Poi i gatti iniziarono a morire: di punto in bianco venivano a tirare l’ultimo fiato in braccio alla gattara, guardandola con occhi grandi e appannati, pieni di domande, e tendendole la zampa per posarla sulle guance dove correvano lacrime senza vergogna.
Morivano di veleno, e non ci voleva un genio per fare due più due, come lo fece tutto il quartiere, mentre unanimemente la vecchia veniva impiccata al suo malanimo: il giornalaio arrivava sempre tardi, al verduraio mancava la sua insalata preferita, la donna delle pulizie bruciava per errore una camicia stirandola, persino il parroco pareva sempre di fretta e malmostoso. Mano a mano che i gatti si ammalavano, cresceva il numero dei piccoli fastidi che rendevano pungente anche lo star seduta della vecchia, che infine decise di prender la questione di petto, e vestita come per le grandi occasioni si presentò alla porta della gattara, aprendo e chiudendo febbrilmente il fermaglio della borsetta.
Accolta in una casa che odorava fortemente di gatto, dando la sensazione che ogni poltrona fosse stata utilizzata come cassetta, sedette sull’orlo della poltrona a ginocchia unite, spiegando che lei non aveva avuto alcuna intenzione di far del male ai gatti, e aveva saputo da poco della triste faccenda: l’unica sua colpa era stata l’aver seminato alcuni bocconi avvelenati non certo per far male ai felini, ma per ridurre la proliferazione di una colonia di ratti che le minacciava travi e dispensa.
La gattara annuì gravemente alla rivelazione, armeggiando in cucina in un acciottolio di stoviglie prima di comparire con un gran vassoio carico di tazze, biscotti e zuccheriera, sul quale troneggiava la cuccuma. Dopo aver versato il caffè, e averlo zuccherato abbondante, come piaceva alla vecchia, facendo scivolare nella bevanda tre cucchiai pieni di polvere, sedette e sospirò, guardando la vecchia sorseggiare dalla tazza. “Anche il povero Arturo, signora, non amava i gatti.

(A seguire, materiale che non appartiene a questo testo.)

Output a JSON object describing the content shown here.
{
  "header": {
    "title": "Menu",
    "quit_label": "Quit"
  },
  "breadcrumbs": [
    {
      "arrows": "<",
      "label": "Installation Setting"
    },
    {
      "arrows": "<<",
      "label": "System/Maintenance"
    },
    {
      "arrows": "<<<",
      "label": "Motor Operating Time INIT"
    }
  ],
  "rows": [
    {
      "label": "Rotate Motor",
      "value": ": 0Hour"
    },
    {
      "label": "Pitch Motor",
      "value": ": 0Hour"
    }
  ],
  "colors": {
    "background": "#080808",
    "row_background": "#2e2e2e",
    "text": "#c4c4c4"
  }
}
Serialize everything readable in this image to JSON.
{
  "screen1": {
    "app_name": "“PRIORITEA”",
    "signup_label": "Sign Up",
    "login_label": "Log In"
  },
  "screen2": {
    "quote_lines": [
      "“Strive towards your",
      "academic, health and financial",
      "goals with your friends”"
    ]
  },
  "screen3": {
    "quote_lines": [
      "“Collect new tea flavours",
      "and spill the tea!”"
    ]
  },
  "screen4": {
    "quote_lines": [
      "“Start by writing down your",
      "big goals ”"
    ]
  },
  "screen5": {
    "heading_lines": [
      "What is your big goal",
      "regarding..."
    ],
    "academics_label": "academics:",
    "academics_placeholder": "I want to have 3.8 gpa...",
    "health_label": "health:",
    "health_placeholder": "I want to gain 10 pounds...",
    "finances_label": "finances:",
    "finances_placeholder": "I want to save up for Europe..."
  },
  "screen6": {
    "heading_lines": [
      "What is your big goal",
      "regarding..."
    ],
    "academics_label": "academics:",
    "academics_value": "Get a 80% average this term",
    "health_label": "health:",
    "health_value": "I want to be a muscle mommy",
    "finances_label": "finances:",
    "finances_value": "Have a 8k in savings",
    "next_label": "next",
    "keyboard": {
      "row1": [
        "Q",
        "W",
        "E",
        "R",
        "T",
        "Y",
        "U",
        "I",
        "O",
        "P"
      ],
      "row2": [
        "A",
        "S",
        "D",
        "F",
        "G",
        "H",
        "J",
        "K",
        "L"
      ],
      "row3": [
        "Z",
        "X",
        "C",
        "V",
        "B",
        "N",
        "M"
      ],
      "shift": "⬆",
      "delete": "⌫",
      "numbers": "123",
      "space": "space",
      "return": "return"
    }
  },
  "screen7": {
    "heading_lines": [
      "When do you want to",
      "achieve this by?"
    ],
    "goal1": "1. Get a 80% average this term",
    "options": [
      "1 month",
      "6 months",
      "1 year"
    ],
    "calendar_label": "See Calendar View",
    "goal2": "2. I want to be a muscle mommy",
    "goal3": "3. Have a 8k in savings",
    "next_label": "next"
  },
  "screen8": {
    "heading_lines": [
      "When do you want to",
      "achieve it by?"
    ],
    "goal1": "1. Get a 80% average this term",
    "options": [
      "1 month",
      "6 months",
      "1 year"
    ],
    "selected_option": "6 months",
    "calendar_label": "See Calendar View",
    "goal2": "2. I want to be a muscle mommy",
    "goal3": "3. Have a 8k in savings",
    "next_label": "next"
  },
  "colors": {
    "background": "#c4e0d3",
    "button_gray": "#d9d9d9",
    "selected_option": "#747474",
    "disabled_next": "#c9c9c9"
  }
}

Una vera disperazione, perchè quando già pensavo di prenderlo in casa, e avevamo messo insieme il denaro per far qualche lavoretto, mi è venuto a dire che non dovevo nemmeno pensare ai gatti, che lui era allergico da sempre e in più odiava lo sguardo di queste povere bestiole. E’ stato quello, vede signora, che mi ha convinto.
Perchè quando parlava dello sguardo dei gatti aveva lui un occhio maligno, lo stesso del mio povero papà quando parlava di una sorella suora laica e mi fissava. Che ha smesso quando gli ho dato un po’ di più della medicina. La sera che dovevamo dar i soldi all’impresario Arturo ha riattaccato con la storia dei gatti, perchè ce n’era uno in giardino: è uscito che pareva matto, con quegli occhi strani. Per farlo star buono ho detto si, e poi gli ho fatto un caffè.
A me il caffè viene bene, e lui l’ha bevuto da ghiottone.
Il difficile è stato seppellirlo: pesava tanto che portarlo in cantina ce n’è voluta, e son stata via da casa abbastanza a lungo che l’odore è andato tutto via. Ma lei, signora, non si deve preoccupare. Pesa tanto poco che non sarà troppo faticoso” concluse sorridendo con aria allegra, guardando la vecchia morire con la stessa intensità di un gatto.